Sustaining the Change....

·         I walked 2 ½ miles one way, testing my endurance and strength, through rugged terrain to stand at the foot of a magnificent waterfall and dive into its power to swim.
·         I enjoyed the company of fabulous young women from the Widhya Asih IV Orphanage for a pool party and ice cream and became inspired to sponsor one.
·         I stayed in the village of Sudaji at OmUnity where we visited a school, had a talent show with the village kids, and immersed myself in what life might be like if I were born here for 5 days.
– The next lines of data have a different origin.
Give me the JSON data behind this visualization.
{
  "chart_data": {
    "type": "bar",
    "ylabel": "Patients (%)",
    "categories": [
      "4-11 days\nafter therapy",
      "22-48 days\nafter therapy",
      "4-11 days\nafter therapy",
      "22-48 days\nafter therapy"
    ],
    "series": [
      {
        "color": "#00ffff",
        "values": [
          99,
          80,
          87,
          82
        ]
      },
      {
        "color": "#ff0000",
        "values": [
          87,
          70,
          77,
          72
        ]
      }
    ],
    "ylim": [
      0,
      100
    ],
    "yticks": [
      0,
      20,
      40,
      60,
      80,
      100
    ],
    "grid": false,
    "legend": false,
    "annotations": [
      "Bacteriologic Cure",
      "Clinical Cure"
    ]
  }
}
·         I experienced a luxurious massage in an open air hut, overlooking the rice paddies and valleys of Bali, while a light rain fell around me.
·         I had rich and deep conversations with my fellow travelers and made lifelong soul friends.
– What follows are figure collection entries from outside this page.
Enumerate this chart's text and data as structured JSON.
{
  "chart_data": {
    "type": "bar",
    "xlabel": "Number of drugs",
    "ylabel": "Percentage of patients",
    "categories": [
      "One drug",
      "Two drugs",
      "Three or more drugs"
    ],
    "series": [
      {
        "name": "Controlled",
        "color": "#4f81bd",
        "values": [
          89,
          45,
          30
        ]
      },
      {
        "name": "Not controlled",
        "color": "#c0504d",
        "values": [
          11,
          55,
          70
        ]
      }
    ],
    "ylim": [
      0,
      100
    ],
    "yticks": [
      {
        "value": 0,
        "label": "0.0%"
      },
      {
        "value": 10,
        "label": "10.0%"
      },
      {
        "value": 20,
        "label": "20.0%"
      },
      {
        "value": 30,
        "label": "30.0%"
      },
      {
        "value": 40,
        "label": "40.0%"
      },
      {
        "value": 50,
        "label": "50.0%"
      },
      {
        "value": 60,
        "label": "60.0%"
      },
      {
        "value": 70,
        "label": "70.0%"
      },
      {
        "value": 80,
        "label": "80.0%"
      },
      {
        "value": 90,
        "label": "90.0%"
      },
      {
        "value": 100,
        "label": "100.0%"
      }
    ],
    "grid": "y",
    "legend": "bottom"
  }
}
It was these moments and many others that create the spiritual landscape of my life as I return from Bali.  The pace and material wealth of my homeland, America, hits me in the face as I get through customs.  Sheltered from the hustle and bustle of Christmas, I suddenly feel my heart catching up to the rest of what you all have been experiencing the last two weeks I was gone.   I am suddenly compelled to make my list, check and recheck, buy, buy, buy.  It takes much effort to restrain myself and return to the Zen state that Bali created for me.  That state feeling much more authentic and comfortable for me than the frenetic me I return to.
How can I incorporate what I felt about myself and others during the Bali experience into my world?  How can I create that sense of knowing and centeredness when everything around me is pulling me towards wanting what I do not have and feeling inadequate?
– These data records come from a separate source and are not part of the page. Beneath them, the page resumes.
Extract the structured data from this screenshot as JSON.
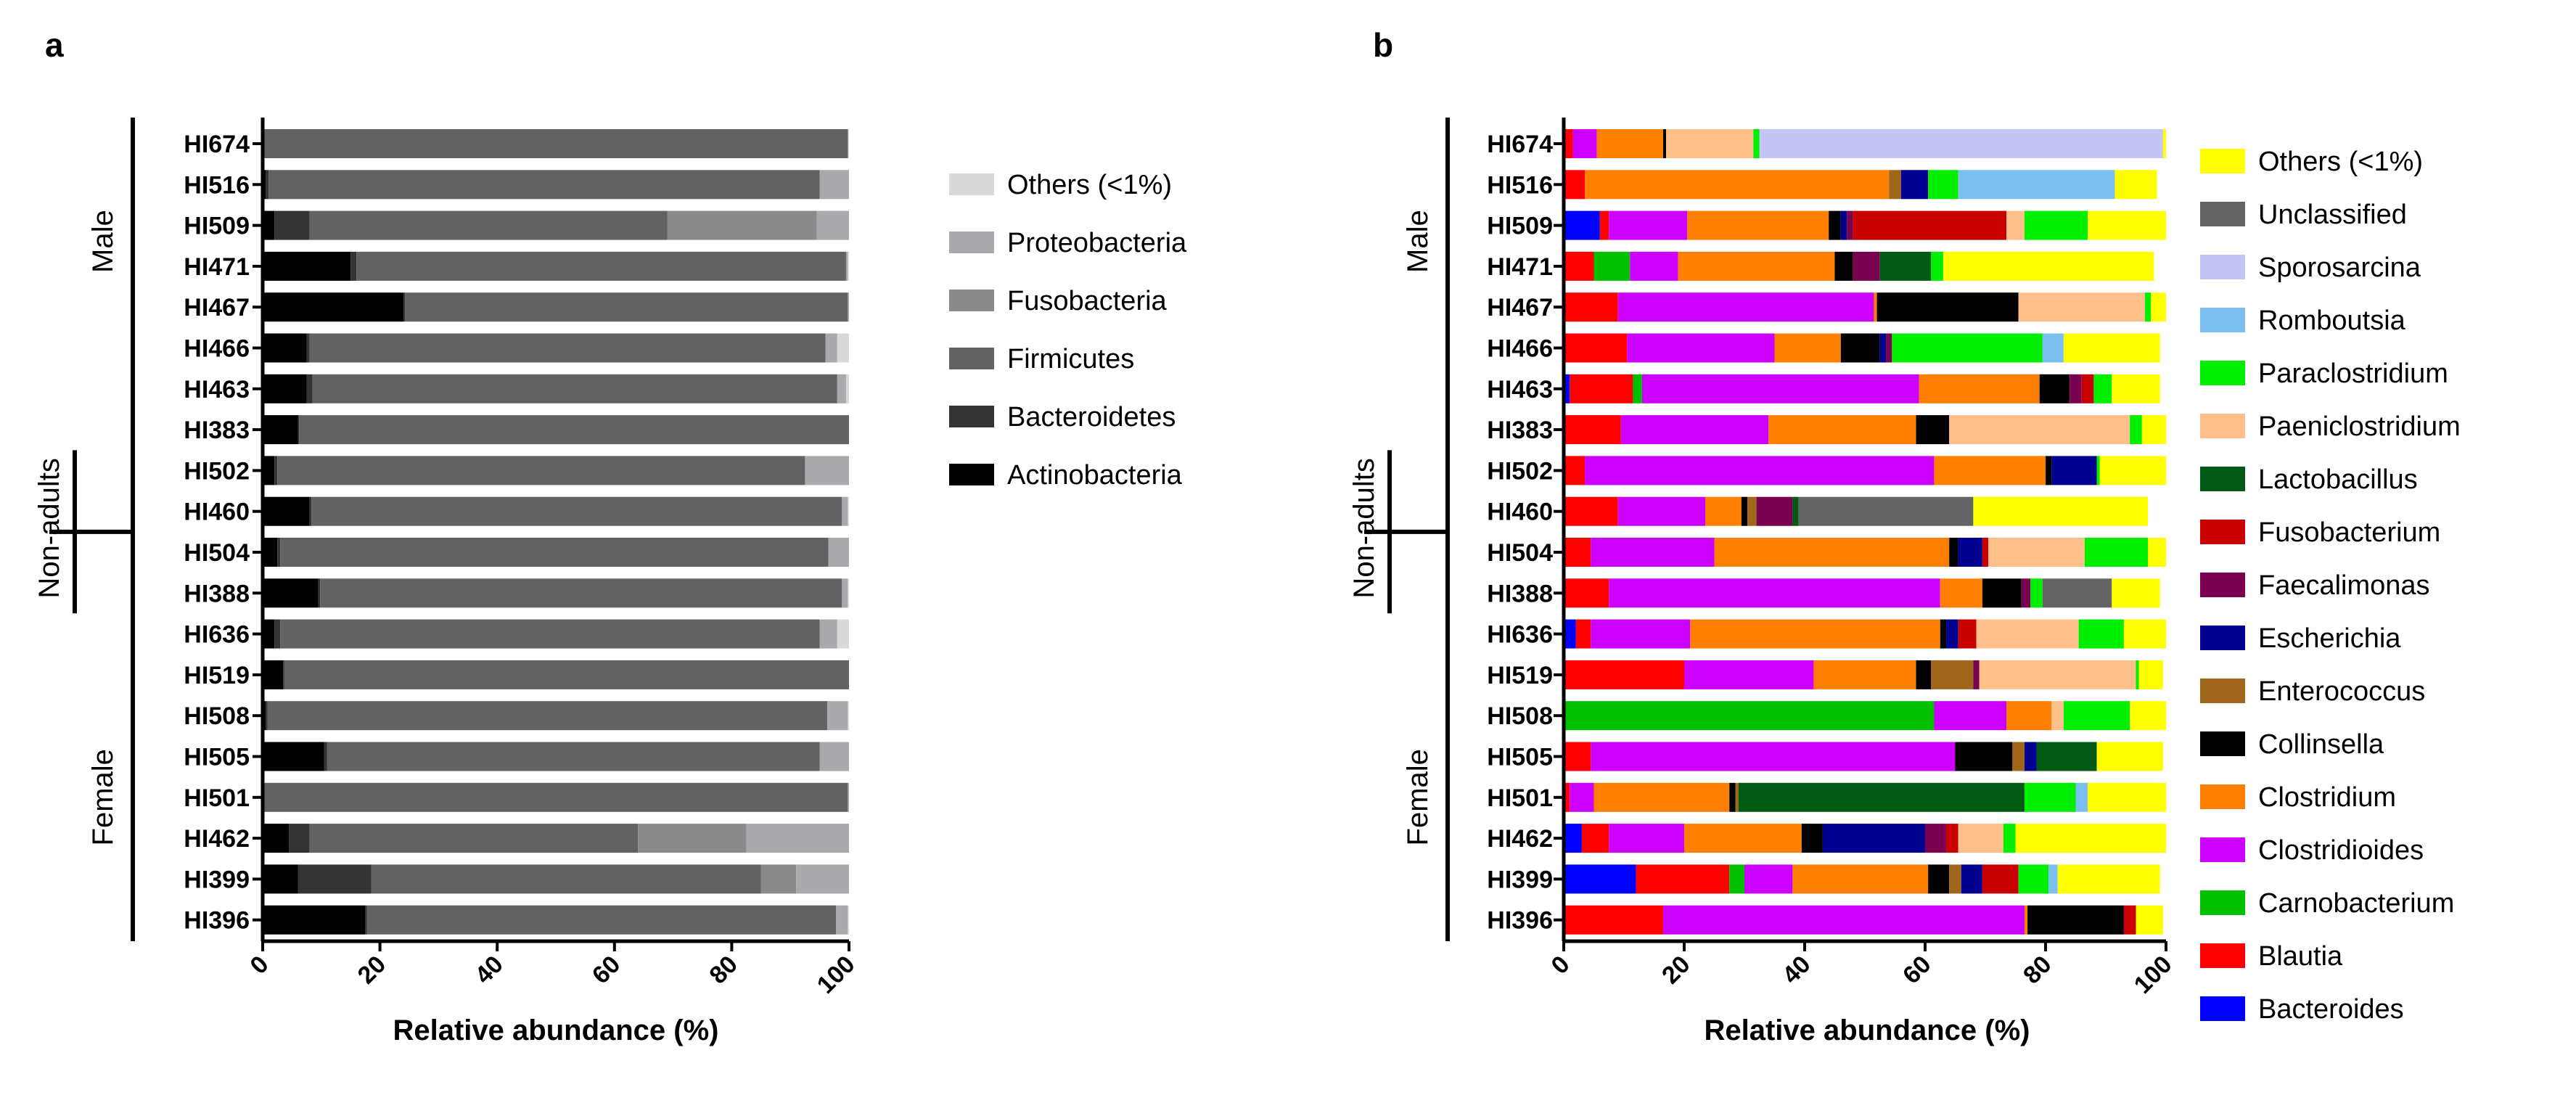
{
  "chart_data": [
    {
      "panel_label": "a",
      "type": "bar",
      "orientation": "horizontal",
      "stacked": true,
      "xlabel": "Relative abundance (%)",
      "xlim": [
        0,
        100
      ],
      "xticks": [
        "0",
        "20",
        "40",
        "60",
        "80",
        "100"
      ],
      "categories": [
        "HI674",
        "HI516",
        "HI509",
        "HI471",
        "HI467",
        "HI466",
        "HI463",
        "HI383",
        "HI502",
        "HI460",
        "HI504",
        "HI388",
        "HI636",
        "HI519",
        "HI508",
        "HI505",
        "HI501",
        "HI462",
        "HI399",
        "HI396"
      ],
      "group_labels": {
        "male": "Male",
        "non_adults": "Non-adults",
        "female": "Female"
      },
      "legend": [
        "Others (<1%)",
        "Proteobacteria",
        "Fusobacteria",
        "Firmicutes",
        "Bacteroidetes",
        "Actinobacteria"
      ],
      "colors": {
        "Actinobacteria": "#000000",
        "Bacteroidetes": "#333333",
        "Firmicutes": "#626262",
        "Fusobacteria": "#8a8a8a",
        "Proteobacteria": "#a9a9ae",
        "Others (<1%)": "#d9d9d9"
      },
      "series": [
        {
          "name": "Actinobacteria",
          "values": [
            0.2,
            0.5,
            2,
            15,
            24,
            7.5,
            7.5,
            6,
            2,
            8,
            2.5,
            9.5,
            2,
            3.5,
            0.5,
            10.5,
            0.2,
            4.5,
            6,
            17.5
          ]
        },
        {
          "name": "Bacteroidetes",
          "values": [
            0.1,
            0.5,
            6,
            1,
            0.3,
            0.5,
            1,
            0.2,
            0.5,
            0.3,
            0.5,
            0.3,
            1,
            0.2,
            0.3,
            0.5,
            0.1,
            3.5,
            12.5,
            0.3
          ]
        },
        {
          "name": "Firmicutes",
          "values": [
            99.5,
            94,
            61,
            83.5,
            75.5,
            88,
            89.5,
            93.8,
            90,
            90.5,
            93.5,
            89,
            92,
            96.3,
            95.5,
            84,
            99.5,
            56,
            66.5,
            80
          ]
        },
        {
          "name": "Fusobacteria",
          "values": [
            0,
            0,
            25.5,
            0,
            0,
            0,
            0,
            0,
            0,
            0,
            0,
            0,
            0,
            0,
            0,
            0,
            0,
            18.5,
            6,
            0
          ]
        },
        {
          "name": "Proteobacteria",
          "values": [
            0.1,
            5,
            5.5,
            0.3,
            0.2,
            2,
            1.5,
            0,
            7.5,
            1,
            3.5,
            1,
            3,
            0,
            3.5,
            5,
            0.2,
            17.5,
            9,
            2
          ]
        },
        {
          "name": "Others (<1%)",
          "values": [
            0.1,
            0,
            0,
            0.2,
            0,
            2,
            0.5,
            0,
            0,
            0.2,
            0,
            0.2,
            2,
            0,
            0.2,
            0,
            0,
            0,
            0,
            0.2
          ]
        }
      ]
    },
    {
      "panel_label": "b",
      "type": "bar",
      "orientation": "horizontal",
      "stacked": true,
      "xlabel": "Relative abundance (%)",
      "xlim": [
        0,
        100
      ],
      "xticks": [
        "0",
        "20",
        "40",
        "60",
        "80",
        "100"
      ],
      "categories": [
        "HI674",
        "HI516",
        "HI509",
        "HI471",
        "HI467",
        "HI466",
        "HI463",
        "HI383",
        "HI502",
        "HI460",
        "HI504",
        "HI388",
        "HI636",
        "HI519",
        "HI508",
        "HI505",
        "HI501",
        "HI462",
        "HI399",
        "HI396"
      ],
      "group_labels": {
        "male": "Male",
        "non_adults": "Non-adults",
        "female": "Female"
      },
      "legend": [
        "Others (<1%)",
        "Unclassified",
        "Sporosarcina",
        "Romboutsia",
        "Paraclostridium",
        "Paeniclostridium",
        "Lactobacillus",
        "Fusobacterium",
        "Faecalimonas",
        "Escherichia",
        "Enterococcus",
        "Collinsella",
        "Clostridium",
        "Clostridioides",
        "Carnobacterium",
        "Blautia",
        "Bacteroides"
      ],
      "colors": {
        "Bacteroides": "#0000ff",
        "Blautia": "#ff0000",
        "Carnobacterium": "#00c000",
        "Clostridioides": "#cc00ff",
        "Clostridium": "#ff8000",
        "Collinsella": "#000000",
        "Enterococcus": "#a0661a",
        "Escherichia": "#000090",
        "Faecalimonas": "#7a0050",
        "Fusobacterium": "#c80000",
        "Lactobacillus": "#005a14",
        "Paeniclostridium": "#ffbf8a",
        "Paraclostridium": "#00ee00",
        "Romboutsia": "#7abff0",
        "Sporosarcina": "#c4c4f5",
        "Unclassified": "#646464",
        "Others (<1%)": "#ffff00"
      },
      "series": [
        {
          "name": "Bacteroides",
          "values": [
            0,
            0,
            6,
            0,
            0,
            0,
            1,
            0,
            0,
            0,
            0,
            0,
            2,
            0,
            0,
            0,
            0,
            3,
            12,
            0
          ]
        },
        {
          "name": "Blautia",
          "values": [
            1.5,
            3.5,
            1.5,
            5,
            9,
            10.5,
            10.5,
            9.5,
            3.5,
            9,
            4.5,
            7.5,
            2.5,
            20,
            0,
            4.5,
            1,
            4.5,
            15.5,
            16.5
          ]
        },
        {
          "name": "Carnobacterium",
          "values": [
            0,
            0,
            0,
            6,
            0,
            0,
            1.5,
            0,
            0,
            0,
            0,
            0,
            0,
            0,
            61.5,
            0,
            0,
            0,
            2.5,
            0
          ]
        },
        {
          "name": "Clostridioides",
          "values": [
            4,
            0,
            13,
            8,
            42.5,
            24.5,
            46,
            24.5,
            58,
            14.5,
            20.5,
            55,
            16.5,
            21.5,
            12,
            60.5,
            4,
            12.5,
            8,
            60
          ]
        },
        {
          "name": "Clostridium",
          "values": [
            11,
            50.5,
            23.5,
            26,
            0.5,
            11,
            20,
            24.5,
            18.5,
            6,
            39,
            7,
            41.5,
            17,
            7.5,
            0,
            22.5,
            19.5,
            22.5,
            0.5
          ]
        },
        {
          "name": "Collinsella",
          "values": [
            0.5,
            0,
            2,
            3,
            23.5,
            6.5,
            5,
            5.5,
            1,
            1,
            1.5,
            6.5,
            1,
            2.5,
            0,
            9.5,
            1,
            3.5,
            3.5,
            16
          ]
        },
        {
          "name": "Enterococcus",
          "values": [
            0,
            2,
            0,
            0,
            0,
            0,
            0,
            0,
            0,
            1.5,
            0,
            0,
            0,
            7,
            0,
            2,
            0.5,
            0,
            2,
            0
          ]
        },
        {
          "name": "Escherichia",
          "values": [
            0,
            4.5,
            1,
            0,
            0,
            1,
            0,
            0,
            7.5,
            0,
            4,
            0,
            2,
            0,
            0,
            2,
            0,
            17,
            3.5,
            0
          ]
        },
        {
          "name": "Faecalimonas",
          "values": [
            0,
            0,
            1,
            4.5,
            0,
            1,
            2,
            0,
            0,
            6,
            0,
            1.5,
            0,
            1,
            0,
            0,
            0,
            3.5,
            0,
            0
          ]
        },
        {
          "name": "Fusobacterium",
          "values": [
            0,
            0,
            25.5,
            0,
            0,
            0,
            2,
            0,
            0,
            0,
            1,
            0,
            3,
            0,
            0,
            0,
            0,
            2,
            6,
            2
          ]
        },
        {
          "name": "Lactobacillus",
          "values": [
            0,
            0,
            0,
            8.5,
            0,
            0,
            0,
            0,
            0,
            1,
            0,
            0,
            0,
            0,
            0,
            10,
            47.5,
            0,
            0,
            0
          ]
        },
        {
          "name": "Paeniclostridium",
          "values": [
            14.5,
            0,
            3,
            0,
            21,
            0,
            0,
            30,
            0,
            0,
            16,
            0,
            17,
            26,
            2,
            0,
            0,
            7.5,
            0,
            0
          ]
        },
        {
          "name": "Paraclostridium",
          "values": [
            1,
            5,
            10.5,
            2,
            1,
            25,
            3,
            2,
            0.5,
            0,
            10.5,
            2,
            7.5,
            0.5,
            11,
            0,
            8.5,
            2,
            5,
            0
          ]
        },
        {
          "name": "Romboutsia",
          "values": [
            0,
            26,
            0,
            0,
            0,
            3.5,
            0,
            0,
            0,
            0,
            0,
            0,
            0,
            0,
            0,
            0,
            2,
            0,
            1.5,
            0
          ]
        },
        {
          "name": "Sporosarcina",
          "values": [
            67,
            0,
            0,
            0,
            0,
            0,
            0,
            0,
            0,
            0,
            0,
            0,
            0,
            0,
            0,
            0,
            0,
            0,
            0,
            0
          ]
        },
        {
          "name": "Unclassified",
          "values": [
            0,
            0,
            0,
            0,
            0,
            0,
            0,
            0,
            0,
            29,
            0,
            11.5,
            0,
            0,
            0,
            0,
            0,
            0,
            0,
            0
          ]
        },
        {
          "name": "Others (<1%)",
          "values": [
            0.5,
            7,
            13,
            35,
            2.5,
            16,
            8,
            4,
            11,
            29,
            3,
            8,
            7.5,
            4,
            6,
            11,
            13,
            25,
            17,
            4.5
          ]
        }
      ]
    }
  ]
}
So, here is my Christmas wish list this year:  Dear Santa, I would like to beat to my own drum and not be led by the beat of another.  I choose.  I want to follow my passions in life and learn to be a sieve, catch what I want and need and let the rest run by me.  I want to live fully while I am here and use my life and the blessings I have for the good of those around me and those with less.  I wish for a little less harder and a lot more bliss (thank you Jennifer Nettles).  Lastly, when I am off my track in life, I want the clarity and awareness of that fact and the knowledge to get back on my true path. 
Wishing you all the blessings of the winter season and some little inner Buddha whispering to you, beckoning you back to authenticity, to your truth.
Namaste’ Christie

1 comment:

  1. I LOVE these Christie and now so much wish I could have come to Bali with you. Maybe your next trip. You are speaking what I need to hear. I'm looking forward to reading more! peace & love!